Review: A lot of people say this film plays like a Soap Opera but it really doesn't. It is just a honest look at what happens when some veterans returen from war. From the opening sequence we are all confronted with a sense of urgency and longing for how bad the men want to return to their normal lives! But their lives aren't normal Al Stephenson (Fredric March) realizes his kids have grown older and don't have the same bond with their father. Fred Derry (Dana Andrews) is trapped in a wreck of a marriage and Homer Parish (Harrold Parrish) was disfigured in the war and wonders if his family will accept him. This film is all about the human condition and the after effects of war.
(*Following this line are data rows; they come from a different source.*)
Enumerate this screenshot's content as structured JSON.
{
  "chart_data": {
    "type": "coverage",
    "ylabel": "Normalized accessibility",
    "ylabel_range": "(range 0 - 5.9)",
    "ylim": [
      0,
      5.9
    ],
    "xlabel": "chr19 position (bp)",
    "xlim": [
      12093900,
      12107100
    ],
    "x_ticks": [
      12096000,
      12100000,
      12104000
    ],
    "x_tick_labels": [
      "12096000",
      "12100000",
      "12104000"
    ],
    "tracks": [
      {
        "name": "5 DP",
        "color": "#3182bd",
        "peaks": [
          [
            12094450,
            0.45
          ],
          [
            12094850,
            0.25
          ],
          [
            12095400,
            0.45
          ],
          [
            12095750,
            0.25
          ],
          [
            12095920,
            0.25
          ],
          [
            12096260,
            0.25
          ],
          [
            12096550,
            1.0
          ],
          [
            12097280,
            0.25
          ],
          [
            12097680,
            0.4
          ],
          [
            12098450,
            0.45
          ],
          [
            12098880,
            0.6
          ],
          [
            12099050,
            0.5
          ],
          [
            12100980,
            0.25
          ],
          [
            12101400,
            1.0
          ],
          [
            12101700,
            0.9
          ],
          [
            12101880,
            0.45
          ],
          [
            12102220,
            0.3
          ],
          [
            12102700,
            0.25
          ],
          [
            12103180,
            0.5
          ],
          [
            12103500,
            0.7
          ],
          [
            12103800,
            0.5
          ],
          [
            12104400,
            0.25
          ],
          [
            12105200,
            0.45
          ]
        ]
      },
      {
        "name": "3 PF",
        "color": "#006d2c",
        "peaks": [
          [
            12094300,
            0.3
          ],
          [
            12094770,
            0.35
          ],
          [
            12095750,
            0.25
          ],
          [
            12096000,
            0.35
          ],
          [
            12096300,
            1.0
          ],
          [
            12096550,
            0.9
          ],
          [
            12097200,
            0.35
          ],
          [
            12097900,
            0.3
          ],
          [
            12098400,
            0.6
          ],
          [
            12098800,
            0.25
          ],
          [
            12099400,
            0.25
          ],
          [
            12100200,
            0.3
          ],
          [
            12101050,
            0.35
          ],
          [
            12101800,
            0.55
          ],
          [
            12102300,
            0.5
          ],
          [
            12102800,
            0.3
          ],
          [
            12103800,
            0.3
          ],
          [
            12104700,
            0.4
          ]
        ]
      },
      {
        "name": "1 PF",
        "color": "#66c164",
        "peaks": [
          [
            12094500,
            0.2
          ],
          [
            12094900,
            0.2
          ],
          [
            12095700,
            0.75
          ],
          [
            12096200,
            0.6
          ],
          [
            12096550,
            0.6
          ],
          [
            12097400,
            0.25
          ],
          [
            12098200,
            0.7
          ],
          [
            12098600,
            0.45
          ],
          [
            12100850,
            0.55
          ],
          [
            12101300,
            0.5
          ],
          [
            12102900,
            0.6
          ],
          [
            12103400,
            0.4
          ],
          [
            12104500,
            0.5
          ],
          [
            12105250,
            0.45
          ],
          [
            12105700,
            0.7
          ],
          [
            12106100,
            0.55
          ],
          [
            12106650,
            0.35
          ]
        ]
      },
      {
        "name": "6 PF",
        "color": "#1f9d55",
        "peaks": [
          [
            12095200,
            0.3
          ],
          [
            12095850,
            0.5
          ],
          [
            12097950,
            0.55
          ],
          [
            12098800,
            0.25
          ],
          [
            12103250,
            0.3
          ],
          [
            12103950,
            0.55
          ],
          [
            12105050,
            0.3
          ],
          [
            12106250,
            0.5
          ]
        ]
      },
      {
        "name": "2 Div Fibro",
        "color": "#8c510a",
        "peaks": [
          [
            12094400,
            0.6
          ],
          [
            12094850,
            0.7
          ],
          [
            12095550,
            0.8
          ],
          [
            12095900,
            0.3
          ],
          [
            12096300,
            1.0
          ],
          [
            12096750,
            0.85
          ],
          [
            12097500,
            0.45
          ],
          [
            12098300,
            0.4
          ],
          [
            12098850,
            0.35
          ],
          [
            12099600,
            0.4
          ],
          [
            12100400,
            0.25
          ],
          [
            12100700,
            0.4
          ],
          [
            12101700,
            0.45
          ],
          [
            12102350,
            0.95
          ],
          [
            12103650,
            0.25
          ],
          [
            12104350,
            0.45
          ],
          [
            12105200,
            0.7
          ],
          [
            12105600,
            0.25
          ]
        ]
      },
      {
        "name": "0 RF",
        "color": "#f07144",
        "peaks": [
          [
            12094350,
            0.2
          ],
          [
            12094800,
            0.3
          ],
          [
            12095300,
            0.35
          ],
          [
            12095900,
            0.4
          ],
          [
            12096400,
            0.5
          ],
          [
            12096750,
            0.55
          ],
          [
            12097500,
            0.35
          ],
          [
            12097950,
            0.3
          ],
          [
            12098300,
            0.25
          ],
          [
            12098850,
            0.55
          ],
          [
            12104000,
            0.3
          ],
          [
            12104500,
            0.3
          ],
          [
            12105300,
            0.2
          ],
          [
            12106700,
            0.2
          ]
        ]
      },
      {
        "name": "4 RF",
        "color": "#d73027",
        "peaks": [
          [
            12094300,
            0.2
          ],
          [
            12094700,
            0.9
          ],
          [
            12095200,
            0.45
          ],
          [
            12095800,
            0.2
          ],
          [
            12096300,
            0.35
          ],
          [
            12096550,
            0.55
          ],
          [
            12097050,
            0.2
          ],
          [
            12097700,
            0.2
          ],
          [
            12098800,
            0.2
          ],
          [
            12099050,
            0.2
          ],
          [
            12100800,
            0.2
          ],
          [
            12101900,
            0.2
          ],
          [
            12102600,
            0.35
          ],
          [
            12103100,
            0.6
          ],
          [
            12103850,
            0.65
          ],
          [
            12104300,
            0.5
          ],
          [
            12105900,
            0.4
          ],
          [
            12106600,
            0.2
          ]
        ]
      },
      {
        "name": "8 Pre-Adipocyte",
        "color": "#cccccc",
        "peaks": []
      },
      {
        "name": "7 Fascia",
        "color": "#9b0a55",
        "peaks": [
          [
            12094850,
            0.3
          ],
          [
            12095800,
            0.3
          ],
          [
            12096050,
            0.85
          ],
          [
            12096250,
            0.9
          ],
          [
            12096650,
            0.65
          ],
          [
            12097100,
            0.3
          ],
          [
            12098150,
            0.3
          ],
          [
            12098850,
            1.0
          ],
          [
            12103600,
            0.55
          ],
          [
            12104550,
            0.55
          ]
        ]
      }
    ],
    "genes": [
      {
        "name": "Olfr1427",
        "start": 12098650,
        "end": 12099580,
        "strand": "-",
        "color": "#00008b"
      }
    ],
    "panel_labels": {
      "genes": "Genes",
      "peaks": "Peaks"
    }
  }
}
How can one rebuild ones life after being responsible for the death of others on the opposing side. How can you return to a life that you left behind when the world moves forward while the war seems to be standing still in your mind. This film never once goes for sap and every scene is raw and full of emotion and power! It is still relevant today due to the fact that the cruel mannerisms of war are still being felt and fought around the world. Films like this should be watched and discussed in great detail if everyone truly understands the after shocks of war then we wouldn't have a need for it.

Rating: 5 stars
Summary: The Best Years Is The Best!
Review: It was the beginning in Hollywood of the end of lies about war.

Rating: 5 stars
Summary: Best film for 1946
Review: THE BEST YEARS OF OUR LIVES...poignant story about three WWII veterans coming back home and adjusting....best film for 46'...some of the best heart wrenching scenes I have ever seen.